Microsoft has increased the resources it is willing to put behind its quantum computing initiative as it believes it is ready to move from pure research to attempting to build a working prototype.

The company announced several new hires and a new manager, while claiming it has ‘a clear roadmap to a scalable quantum computer.’

Microsoft
– Microsoft

Let’s get topological

Way back in 2005, Microsoft opened ‘Station Q’ to research topological quantum computing - a different type to the more standard quantum computing approaches currently being pursued by Google and IBM.

The computational power of topological quantum computing would theoretically be equivalent to that of the quantum circuit model known to have been used by Google, although certain algorithms and problems are thought to be more suited to different architectures.

A 2003 paper by Michael Freedman (who went on to lead Station Q), Alexei Kitaev et al. showed that a topological quantum computer should be able to do any computation that a conventional quantum computer can do.

Rather than having bits that are either in the state of 0 or 1, like classical computers, or having trapped quantum bits (qubits) that can be in the state of 0, 1 (both states at once, known as superposition) like in the circuit model, the Microsoft approach is perhaps even more complicated.

The four-dimensional path (or world line) of two-dimensional quasiparticles called ‘anyons’ are used to form braids in a three-dimensional spacetime, which are then used to form the logic gates of the computer.

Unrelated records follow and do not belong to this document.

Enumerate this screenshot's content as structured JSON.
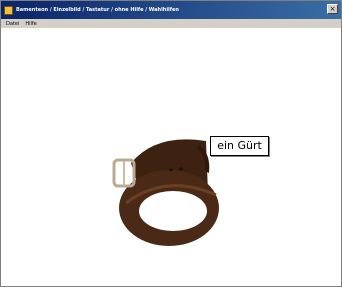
{
  "window": {
    "title": "Bamenteon / Einzelbild / Tastatur / ohne Hilfe / Wahlhilfen",
    "close_label": "×"
  },
  "menu": [
    {
      "label": "Datei"
    },
    {
      "label": "Hilfe"
    }
  ],
  "content": {
    "caption": "ein Gürt",
    "image": "leather-belt"
  },
  "colors": {
    "titlebar_start": "#0a246a",
    "titlebar_end": "#3a6ea5",
    "belt_leather": "#4a2a16",
    "buckle": "#b8ab90"
  }
}
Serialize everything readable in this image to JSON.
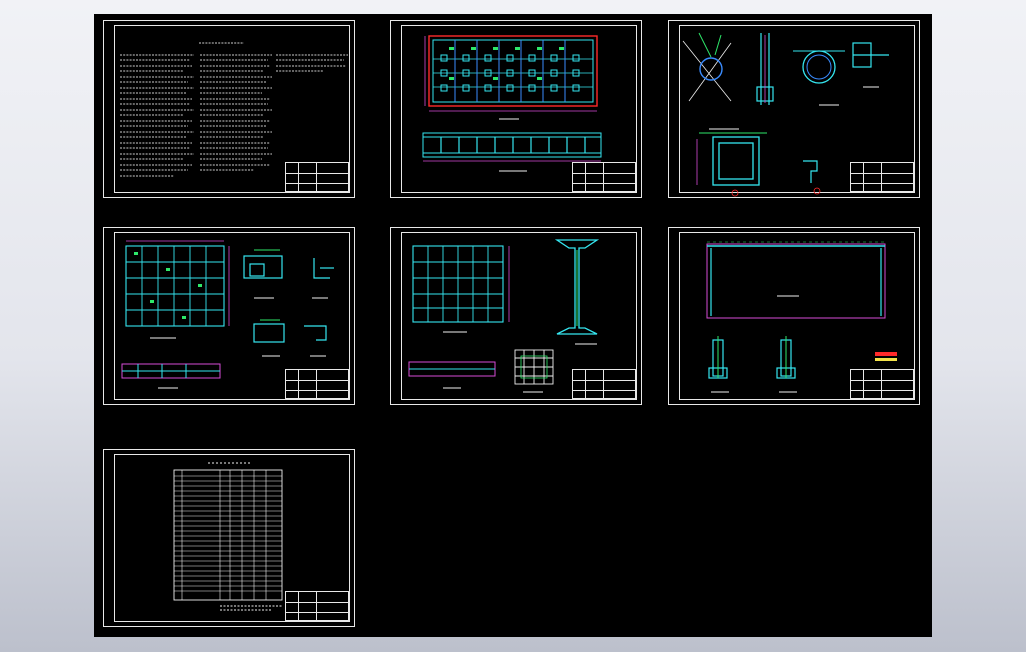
{
  "window": {
    "title": ""
  },
  "colors": {
    "canvas": "#000000",
    "sheet_border": "#e8e8e8",
    "cyan": "#35e6f0",
    "magenta": "#d64bd6",
    "green": "#2ee86a",
    "red": "#ff2a2a",
    "yellow": "#f2e24a",
    "blue": "#3a8cff",
    "white": "#f0f0f0"
  },
  "sheets": [
    {
      "id": "sheet-1",
      "content": "text-notes",
      "title_block": ""
    },
    {
      "id": "sheet-2",
      "content": "plan-and-section",
      "title_block": ""
    },
    {
      "id": "sheet-3",
      "content": "detail-drawings",
      "title_block": ""
    },
    {
      "id": "sheet-4",
      "content": "grid-plan-and-details",
      "title_block": ""
    },
    {
      "id": "sheet-5",
      "content": "grid-plan-and-column",
      "title_block": ""
    },
    {
      "id": "sheet-6",
      "content": "long-elevation",
      "title_block": ""
    },
    {
      "id": "sheet-7",
      "content": "schedule-table",
      "title_block": ""
    }
  ]
}
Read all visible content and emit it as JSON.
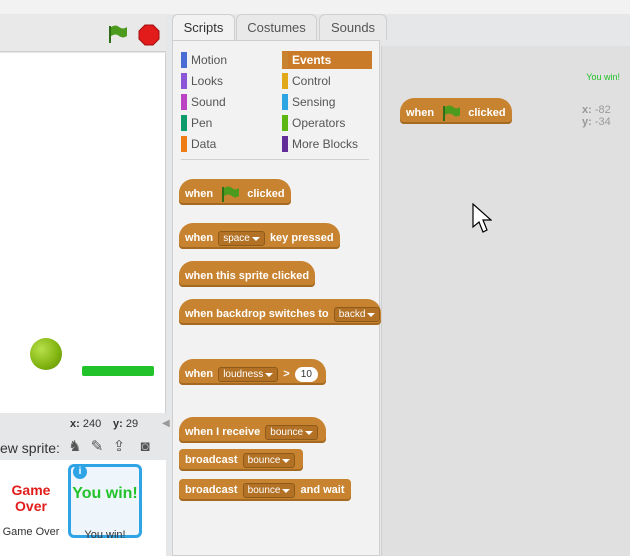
{
  "tabs": [
    {
      "label": "Scripts",
      "active": true
    },
    {
      "label": "Costumes",
      "active": false
    },
    {
      "label": "Sounds",
      "active": false
    }
  ],
  "stage": {
    "mouse_x_label": "x:",
    "mouse_x": "240",
    "mouse_y_label": "y:",
    "mouse_y": "29"
  },
  "sprites": {
    "new_sprite_label": "ew sprite:",
    "items": [
      {
        "name": "Game Over",
        "art_text": "Game Over",
        "selected": false
      },
      {
        "name": "You win!",
        "art_text": "You win!",
        "selected": true
      }
    ]
  },
  "categories": {
    "left": [
      {
        "label": "Motion",
        "color": "#4a6cd4"
      },
      {
        "label": "Looks",
        "color": "#8a55d7"
      },
      {
        "label": "Sound",
        "color": "#bb42c3"
      },
      {
        "label": "Pen",
        "color": "#0e9a6c"
      },
      {
        "label": "Data",
        "color": "#ee7d16"
      }
    ],
    "right": [
      {
        "label": "Events",
        "color": "#c88330",
        "selected": true
      },
      {
        "label": "Control",
        "color": "#e1a91a"
      },
      {
        "label": "Sensing",
        "color": "#2ca5e2"
      },
      {
        "label": "Operators",
        "color": "#5cb712"
      },
      {
        "label": "More Blocks",
        "color": "#632d99"
      }
    ]
  },
  "blocks": {
    "when": "when",
    "clicked": "clicked",
    "key_pressed": "key pressed",
    "space": "space",
    "sprite_clicked": "when this sprite clicked",
    "backdrop_switches": "when backdrop switches to",
    "backdrop_value": "backd",
    "loudness": "loudness",
    "gt": ">",
    "loudness_value": "10",
    "i_receive": "when I receive",
    "message": "bounce",
    "broadcast": "broadcast",
    "and_wait": "and wait"
  },
  "script_area": {
    "sprite_name": "You win!",
    "x_label": "x:",
    "x": "-82",
    "y_label": "y:",
    "y": "-34"
  },
  "colors": {
    "events": "#c88330",
    "selected_sprite_border": "#2ea3e6"
  }
}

The advantage is that topological quantum computers are more robust. Trapped qubits need to be isolated from interactions to maintain superposition, and are thus vulnerable to even the slightest of disturbance. By comparison, braids are relatively stable.

“In most quantum systems, information is encoded in the properties of particles, and the slightest interaction with their surroundings will destroy their quantum state,” Microsoft’s Alex Bocharov told Nature in October.

“This means they operate with a precision of maybe 99.9 percent, or what we call three nines. To do real problems, we need precision at the level of ten nines, so you need to create a massive array of qubits that allows you to correct for the errors. Topological quantum computing has the promise of reaching up to six or seven nines, which means we wouldn’t need to have this extensive and expensive error correction.”

At the time, Bocharov said that the company had 35 to 40 people working on quantum computing, including on software for any potential hardware.

Expanding the team

Now Microsoft is expanding the team, with longtime Microsoft exec Todd Holmdahl leading the initiative, after working on Xbox, Kinect and HoloLens.

“I think we’re at an inflection point in which we are ready to go from research to engineering,” he said. “None of these things are a given. But you have to take some amount of risk in order to make a big impact in the world, and I think we’re at the point now that we have the opportunity to do that.”

He told The New York Times: “Once we get the first qubit figured out, we have a road map that allows us to go to thousands of qubits in a rather straightforward way.”

Joining the group is Leo Kouwenhoven, distinguished professor at the Delft University of Technology and founding director of QuTech, the Advanced Research Center on Quantum Technologies, along with Charles Marcus, the Villum Kann Rasmussen Professor at the Niels Bohr Institute at the University of Copenhagen and director of the Danish National Research Foundation-sponsored Center for Quantum Devices.

Microsoft will soon add Matthias Troyer, full professor for Computational Physics at the Institute for Theoretical Physics at ETH Zurich, and David Reilly, of the University of Syndey and head of Australia’s Quantum Nanoscience Laboratory.

“It’s very exciting,” Kouwenhoven said. “I started working on this as a student way back, and at that time we had not a clue that this could ever be used for anything practical.”

The group will be part of the 5,000 strong Artificial Intelligence and Research Group that Microsoft formed last month to ’infuse AI into everything.’